The first thing I noticed is that it has structure, if we assume that the punctuation has been left alone then we have a set of words. I can look up the probabilities of words in a table -I used the one from the British National Corpus: ftp://ftp.itri.bton.ac.uk/bnc/all.num.o5
I created a Python class with a dictionary of words and probabilities (word_freqs) and a class method to return the probability of a word :
if word in self.word_freqs:
return math.log(self.word_freqs[word] / self.corpus_freq)
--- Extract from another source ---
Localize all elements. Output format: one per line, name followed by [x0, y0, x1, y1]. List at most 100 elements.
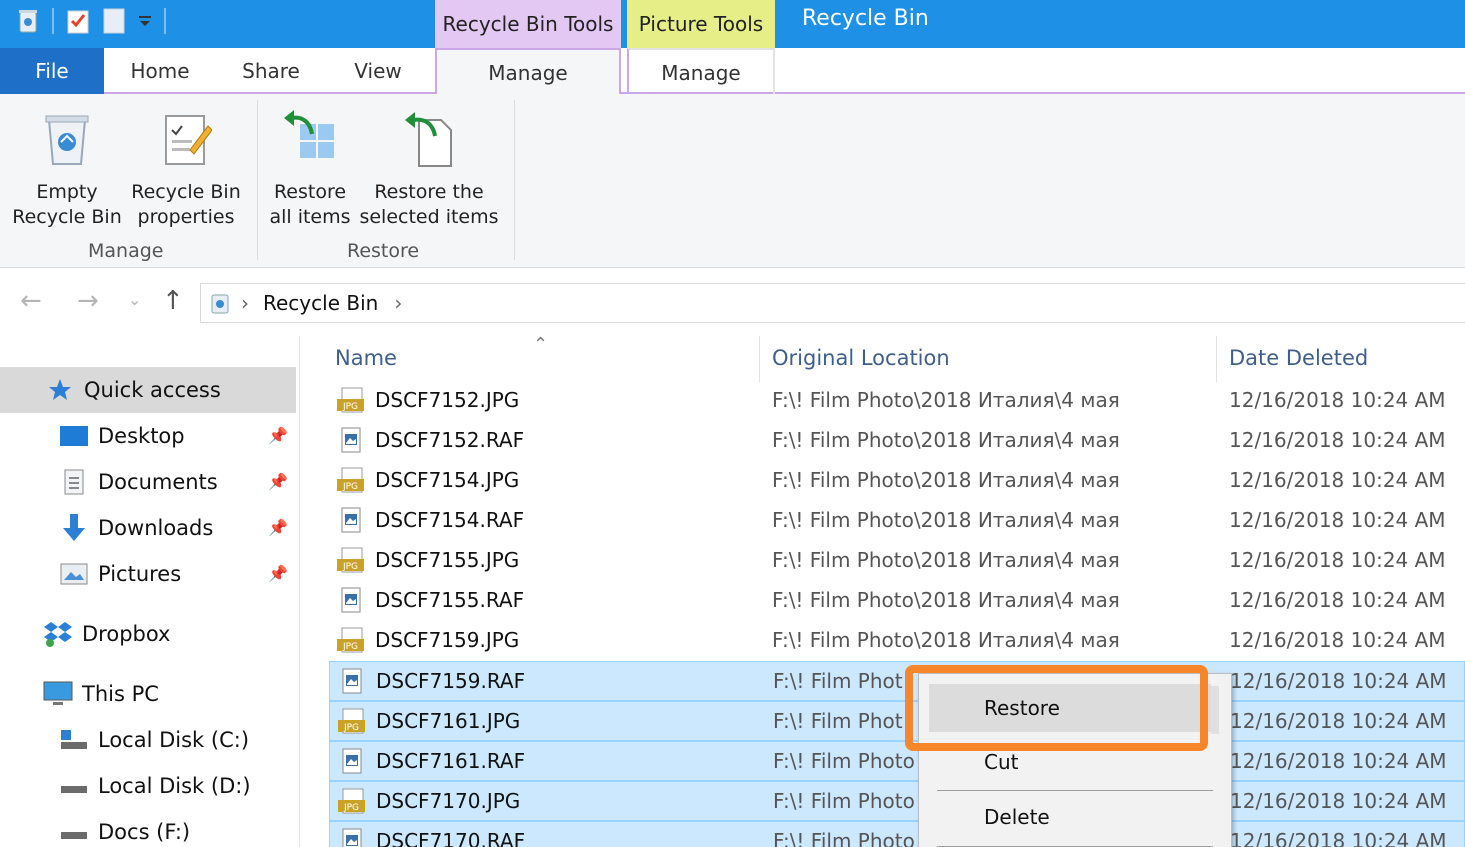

return math.log(1 / self.corpus_freq)
I take the log because, even with the correct, english, sentence, the probabilities soon get too small for simple arithmetic as they are multiplied together for each word in the sentence to get a 'sentence probability'
Storing and sorting the probabilities stumped me for a bit, but I eventually decided upon a list of tuples :
Which I sort, using the operator module, with :
sorted(prob_map, key=operator.itemgetter(0), reverse=False):
This seems clunky compared to PHP, Perl or even C, but I'm still feeling my way around Python so I'm hoping that there's a better way.
To give me the answer :
(-7308.628573183837, 'the first conference on the topic of artificial intelligence was held at dartmouth college in this year.')
There we go, a first bit of Natural Language Programming -which I have signed up for this term.